Britain’s top 1% saw their share of wealth increase slightly in the four years before 2012, grabbing the same share as 54.9% of the population, up from 54.2% in 2008/10.
But the Treasury said the report showed that wealth inequality had remained the same throughout the six years up to 2012 while income inequality had declined to levels last seen in 1986. A spokesperson said the government’s efforts to protect the poorest during the recession had worked.
“The effects of the Great Recession are still being felt which is why we have taken continued action to help hardworking people by cutting income tax and freezing fuel duty.
“And we want to help more people to save for their future or own their own home which is why we are giving people more flexibility over their pensions and introducing Help to Buy. At the same time we have introduced new higher rates of stamp duty on the most expensive homes and done more than any previous government to crack down on tax evasion and avoidance in order to ensure that everyone pays their fair share in tax.”
> If the government executed every poor person in the UK, a government spokesman would then be wheeled out to claim that by killing everyone they had in fact improved the victims lot, since they would no longer have to buy food, heating, housing, etc, thereby making everyone better off.
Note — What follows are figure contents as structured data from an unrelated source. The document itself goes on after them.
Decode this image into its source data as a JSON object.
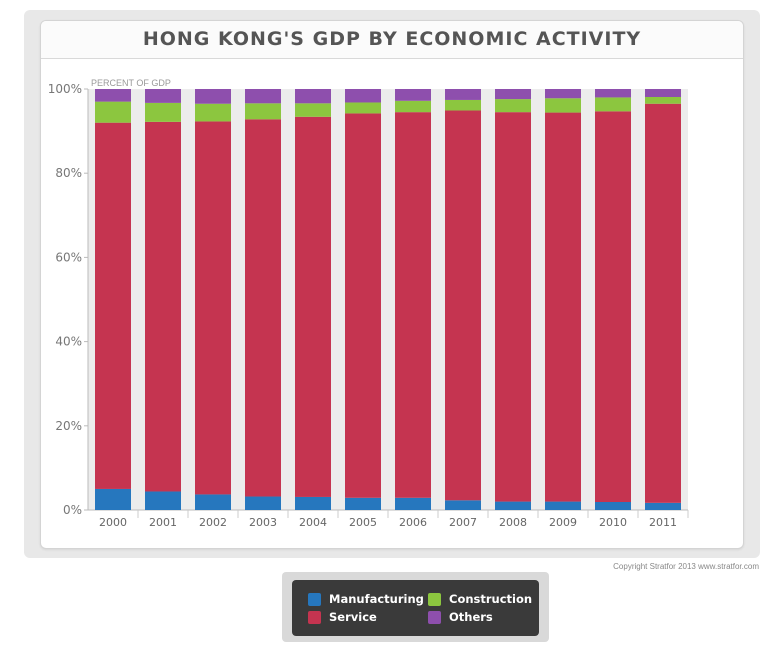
{
  "title": "HONG KONG'S GDP BY ECONOMIC ACTIVITY",
  "copyright": "Copyright Stratfor 2013   www.stratfor.com",
  "legend": {
    "items": [
      {
        "label": "Manufacturing",
        "color": "#2677be"
      },
      {
        "label": "Construction",
        "color": "#8cc63f"
      },
      {
        "label": "Service",
        "color": "#c53450"
      },
      {
        "label": "Others",
        "color": "#8e4fad"
      }
    ]
  },
  "chart_data": {
    "type": "bar",
    "stacked": true,
    "ylabel": "PERCENT OF GDP",
    "ylim": [
      0,
      100
    ],
    "yticks": [
      "0%",
      "20%",
      "40%",
      "60%",
      "80%",
      "100%"
    ],
    "categories": [
      "2000",
      "2001",
      "2002",
      "2003",
      "2004",
      "2005",
      "2006",
      "2007",
      "2008",
      "2009",
      "2010",
      "2011"
    ],
    "series": [
      {
        "name": "Manufacturing",
        "color": "#2677be",
        "values": [
          5.0,
          4.4,
          3.7,
          3.2,
          3.1,
          2.9,
          2.9,
          2.3,
          2.0,
          2.0,
          1.9,
          1.7
        ]
      },
      {
        "name": "Service",
        "color": "#c53450",
        "values": [
          87.0,
          87.8,
          88.6,
          89.6,
          90.3,
          91.3,
          91.6,
          92.6,
          92.5,
          92.4,
          92.8,
          94.8
        ]
      },
      {
        "name": "Construction",
        "color": "#8cc63f",
        "values": [
          5.0,
          4.5,
          4.2,
          3.8,
          3.2,
          2.6,
          2.7,
          2.5,
          3.1,
          3.4,
          3.3,
          1.6
        ]
      },
      {
        "name": "Others",
        "color": "#8e4fad",
        "values": [
          3.0,
          3.3,
          3.5,
          3.4,
          3.4,
          3.2,
          2.8,
          2.6,
          2.4,
          2.2,
          2.0,
          1.9
        ]
      }
    ],
    "grid": false,
    "legend_position": "bottom"
  }
}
And dead, of course, but you can’t have everything…
Critics of the wealth report said it failed to capture the huge diversion of wealth to offshore tax havens, which account for trillions of pounds worth of savings.
A series of investigations into offshore tax havens have documented the success of their banks in attracting a steady rise in the savings and financial assets of the richest 1%.
There was also a clear disparity between women and men over who owns the most homes, pensions, cars and stocks and shares. The average value of men’s total pension wealth was nearly twice as high as women’s in 2010/12 – £63,000 compared with £34,800.
The power of the grey pound is highlighted in the report by several measures, including one showing that couples without children, where one person is over and the other under the state pension age, have the highest total wealth at £607,800, up from £452,000 in 2006.